1. A method of fabricating a plasma display panel, comprising the steps of:

(a) providing a front substrate having a pixel area and a bonding area;

(b) forming an electrode on said front substrate, said electrode including a pixel electrode formed at said pixel area and a bonding electrode formed at said bonding area;

(c) forming a dielectric layer over said pixel area and said bonding area to cover said pixel electrode and said bonding electrode;

(d) providing a rear plate, and sealing said rear plate with said front substrate by a sealing material so that said pixel area of said front substrate is covered by the rear plate and said bonding area of the front substrate is exposed; and

(e) removing said dielectric layer above said bonding area to expose said bonding electrode.

2. A method of fabricating a plasma display panel as claimed in claim 1, wherein said step (e) is performed by a wet etching process.

3. A method of fabricating a plasma display panel as claimed in claim 2, wherein said wet etching process is using an acid solution selected from the group consisting of nitric acid and hydrochloric acid.

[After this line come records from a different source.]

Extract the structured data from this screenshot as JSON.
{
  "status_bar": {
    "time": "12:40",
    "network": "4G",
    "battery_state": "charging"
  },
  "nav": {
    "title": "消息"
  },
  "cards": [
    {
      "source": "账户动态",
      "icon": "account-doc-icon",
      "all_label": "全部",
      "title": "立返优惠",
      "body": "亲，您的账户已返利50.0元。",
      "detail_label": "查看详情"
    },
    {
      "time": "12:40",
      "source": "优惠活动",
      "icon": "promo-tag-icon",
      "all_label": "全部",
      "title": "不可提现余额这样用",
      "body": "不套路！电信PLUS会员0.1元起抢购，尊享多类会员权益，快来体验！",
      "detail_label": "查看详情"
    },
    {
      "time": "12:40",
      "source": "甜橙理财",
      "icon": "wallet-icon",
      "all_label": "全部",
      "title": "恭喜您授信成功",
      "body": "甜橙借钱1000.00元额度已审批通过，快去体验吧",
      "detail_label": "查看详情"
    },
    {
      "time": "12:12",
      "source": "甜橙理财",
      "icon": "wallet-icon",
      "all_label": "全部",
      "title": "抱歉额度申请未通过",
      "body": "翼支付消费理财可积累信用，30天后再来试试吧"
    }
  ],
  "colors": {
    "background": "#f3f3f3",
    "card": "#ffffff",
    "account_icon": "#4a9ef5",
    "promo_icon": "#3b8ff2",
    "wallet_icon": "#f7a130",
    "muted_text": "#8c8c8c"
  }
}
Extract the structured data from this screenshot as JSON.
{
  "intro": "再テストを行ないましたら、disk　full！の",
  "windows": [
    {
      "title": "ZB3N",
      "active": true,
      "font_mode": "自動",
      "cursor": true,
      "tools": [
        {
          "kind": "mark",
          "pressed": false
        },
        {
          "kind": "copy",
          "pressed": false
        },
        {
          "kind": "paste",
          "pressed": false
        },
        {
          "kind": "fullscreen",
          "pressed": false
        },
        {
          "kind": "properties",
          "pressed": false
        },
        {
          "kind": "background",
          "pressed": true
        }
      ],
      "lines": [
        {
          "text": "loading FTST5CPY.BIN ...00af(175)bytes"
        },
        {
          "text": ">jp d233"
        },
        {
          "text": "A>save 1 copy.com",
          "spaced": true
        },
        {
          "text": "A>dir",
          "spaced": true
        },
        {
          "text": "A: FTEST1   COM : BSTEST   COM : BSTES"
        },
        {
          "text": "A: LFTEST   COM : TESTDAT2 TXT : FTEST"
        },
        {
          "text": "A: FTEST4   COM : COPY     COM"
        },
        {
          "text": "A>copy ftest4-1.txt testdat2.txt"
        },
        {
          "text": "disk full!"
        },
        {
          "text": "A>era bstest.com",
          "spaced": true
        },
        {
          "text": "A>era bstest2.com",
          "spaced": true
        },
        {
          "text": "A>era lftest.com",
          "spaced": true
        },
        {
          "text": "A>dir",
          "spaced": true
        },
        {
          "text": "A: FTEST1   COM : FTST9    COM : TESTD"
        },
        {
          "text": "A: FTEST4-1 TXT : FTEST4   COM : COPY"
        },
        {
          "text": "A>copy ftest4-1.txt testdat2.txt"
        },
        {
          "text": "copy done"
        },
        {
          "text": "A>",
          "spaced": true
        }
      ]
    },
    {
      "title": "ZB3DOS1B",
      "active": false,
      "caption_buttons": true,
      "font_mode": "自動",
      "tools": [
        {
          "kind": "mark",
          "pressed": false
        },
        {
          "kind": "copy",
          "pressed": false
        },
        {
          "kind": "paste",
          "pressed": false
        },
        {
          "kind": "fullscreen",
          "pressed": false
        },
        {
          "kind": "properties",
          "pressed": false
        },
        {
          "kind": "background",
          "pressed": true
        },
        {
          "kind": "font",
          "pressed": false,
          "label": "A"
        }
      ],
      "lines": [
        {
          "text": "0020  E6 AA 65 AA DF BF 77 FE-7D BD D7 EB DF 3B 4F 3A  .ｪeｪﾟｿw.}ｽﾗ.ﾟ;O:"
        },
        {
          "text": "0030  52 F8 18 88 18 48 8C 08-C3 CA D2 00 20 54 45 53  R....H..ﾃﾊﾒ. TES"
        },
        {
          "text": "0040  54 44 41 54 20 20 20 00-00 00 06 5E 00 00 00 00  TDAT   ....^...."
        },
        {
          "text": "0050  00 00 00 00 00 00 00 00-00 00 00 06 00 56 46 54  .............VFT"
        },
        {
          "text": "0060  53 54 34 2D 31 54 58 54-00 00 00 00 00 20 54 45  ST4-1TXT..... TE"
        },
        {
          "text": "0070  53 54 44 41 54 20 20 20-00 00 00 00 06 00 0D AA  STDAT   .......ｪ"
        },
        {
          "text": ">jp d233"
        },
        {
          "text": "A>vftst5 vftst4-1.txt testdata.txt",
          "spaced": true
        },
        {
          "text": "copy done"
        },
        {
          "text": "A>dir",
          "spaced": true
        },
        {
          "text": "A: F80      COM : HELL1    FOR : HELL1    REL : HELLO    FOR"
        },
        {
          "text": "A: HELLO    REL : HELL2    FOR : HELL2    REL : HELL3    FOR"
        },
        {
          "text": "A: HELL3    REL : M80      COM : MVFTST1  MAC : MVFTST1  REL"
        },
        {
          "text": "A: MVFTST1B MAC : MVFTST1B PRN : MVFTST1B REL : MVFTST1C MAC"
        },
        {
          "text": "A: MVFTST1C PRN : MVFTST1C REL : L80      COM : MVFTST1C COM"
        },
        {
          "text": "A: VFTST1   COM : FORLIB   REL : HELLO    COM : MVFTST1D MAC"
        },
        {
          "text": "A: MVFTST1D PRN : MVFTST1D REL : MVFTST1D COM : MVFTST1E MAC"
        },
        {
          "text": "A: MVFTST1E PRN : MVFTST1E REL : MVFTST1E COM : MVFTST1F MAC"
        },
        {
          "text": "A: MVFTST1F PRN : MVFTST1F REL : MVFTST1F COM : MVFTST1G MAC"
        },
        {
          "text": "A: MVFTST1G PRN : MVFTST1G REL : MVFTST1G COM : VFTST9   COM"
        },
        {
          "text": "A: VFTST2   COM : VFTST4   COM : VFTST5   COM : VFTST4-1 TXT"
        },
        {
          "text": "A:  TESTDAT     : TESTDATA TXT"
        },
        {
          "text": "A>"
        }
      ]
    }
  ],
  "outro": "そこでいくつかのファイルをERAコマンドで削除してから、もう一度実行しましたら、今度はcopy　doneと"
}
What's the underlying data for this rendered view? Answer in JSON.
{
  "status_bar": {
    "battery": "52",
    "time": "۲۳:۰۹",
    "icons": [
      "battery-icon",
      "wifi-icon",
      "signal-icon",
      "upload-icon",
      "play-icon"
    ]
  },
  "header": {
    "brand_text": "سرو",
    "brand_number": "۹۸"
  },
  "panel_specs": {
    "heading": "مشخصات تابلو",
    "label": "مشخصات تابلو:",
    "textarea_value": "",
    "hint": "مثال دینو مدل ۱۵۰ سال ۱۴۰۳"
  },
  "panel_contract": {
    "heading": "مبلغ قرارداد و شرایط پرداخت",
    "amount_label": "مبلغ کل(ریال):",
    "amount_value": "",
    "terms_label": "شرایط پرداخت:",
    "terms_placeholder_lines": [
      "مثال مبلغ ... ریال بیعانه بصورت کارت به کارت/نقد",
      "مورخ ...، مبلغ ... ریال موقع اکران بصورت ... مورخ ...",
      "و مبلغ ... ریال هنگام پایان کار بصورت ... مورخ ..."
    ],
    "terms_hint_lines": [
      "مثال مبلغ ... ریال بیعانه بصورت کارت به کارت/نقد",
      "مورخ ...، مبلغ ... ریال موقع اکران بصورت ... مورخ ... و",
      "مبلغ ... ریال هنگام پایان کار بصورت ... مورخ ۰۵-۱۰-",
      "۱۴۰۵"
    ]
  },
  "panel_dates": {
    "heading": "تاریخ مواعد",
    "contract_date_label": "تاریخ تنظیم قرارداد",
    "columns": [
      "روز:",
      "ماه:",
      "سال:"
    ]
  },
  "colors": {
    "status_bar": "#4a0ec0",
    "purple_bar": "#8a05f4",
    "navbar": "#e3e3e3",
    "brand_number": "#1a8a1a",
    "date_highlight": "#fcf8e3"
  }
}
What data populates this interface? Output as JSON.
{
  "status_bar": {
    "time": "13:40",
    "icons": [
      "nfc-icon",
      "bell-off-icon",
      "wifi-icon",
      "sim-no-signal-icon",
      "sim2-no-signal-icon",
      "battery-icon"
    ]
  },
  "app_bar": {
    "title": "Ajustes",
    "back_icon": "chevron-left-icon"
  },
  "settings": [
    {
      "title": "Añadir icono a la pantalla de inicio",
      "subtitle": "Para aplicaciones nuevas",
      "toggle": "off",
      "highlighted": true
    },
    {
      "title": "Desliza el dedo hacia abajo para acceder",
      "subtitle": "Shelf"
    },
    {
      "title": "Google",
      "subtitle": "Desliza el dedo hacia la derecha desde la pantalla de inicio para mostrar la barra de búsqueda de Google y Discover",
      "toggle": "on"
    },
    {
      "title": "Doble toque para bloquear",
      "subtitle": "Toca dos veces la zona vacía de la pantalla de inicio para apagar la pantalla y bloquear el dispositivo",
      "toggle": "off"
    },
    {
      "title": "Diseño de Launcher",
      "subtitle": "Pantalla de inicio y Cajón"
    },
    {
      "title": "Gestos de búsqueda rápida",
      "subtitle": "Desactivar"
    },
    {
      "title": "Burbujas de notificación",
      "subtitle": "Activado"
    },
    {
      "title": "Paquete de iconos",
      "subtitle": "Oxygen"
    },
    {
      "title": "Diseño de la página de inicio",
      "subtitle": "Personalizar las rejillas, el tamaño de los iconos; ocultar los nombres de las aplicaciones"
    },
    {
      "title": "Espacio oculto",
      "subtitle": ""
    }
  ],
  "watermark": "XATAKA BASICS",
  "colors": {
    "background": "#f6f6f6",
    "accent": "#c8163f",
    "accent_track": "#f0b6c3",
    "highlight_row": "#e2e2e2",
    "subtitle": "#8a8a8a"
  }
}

4. A method of fabricating a plasma display panel as claimed in claim 1, before said step (d), further comprising a first heating step for sintering said dielectric layer.

5. A method of fabricating a plasma display panel as claimed in claim 4, wherein said first heating step is performed at a temperature of about 500° C. to about 600° C.

6. A method of fabricating a plasma display panel as claimed in claim 4, after said step (d), further comprising a second heating step for sintering said sealing material.

7. A method of fabricating a plasma display panel as claimed in claim 6 wherein said second heating step is performed at a temperature of about 400° C. to about 450° C.

8. A front plate of a plasma display panel, comprising:

a front substrate having a pixel area and a bonding area;

two electrodes disposed on said front substrate in parallel, each of said electrodes includes a pixel electrode positioned at said pixel area and a bonding electrode positioned at said bonding area; and

a dielectric layer disposed between said two bonding electrodes, wherein the bottom surface of said dielectric layer is coplanar with the bottom surfaces of said two bonding electrodes.

9. A front plate of a plasma display panel as claimed in claim 8, wherein said dielectric layer covers each of said pixel electrode.

10. A front plate of a plasma display panel as claimed in claim 9, wherein each said pixel electrode is bus electrode.

11. A front plate of a plasma display panel as claimed in claim 9, further comprising a sustaining electrode disposed between each said pixel electrode and said front substrate.

12. A front plate of a plasma display panel as claimed in claim 8, wherein said bonding electrode comprises two metal layers including copper and chromium.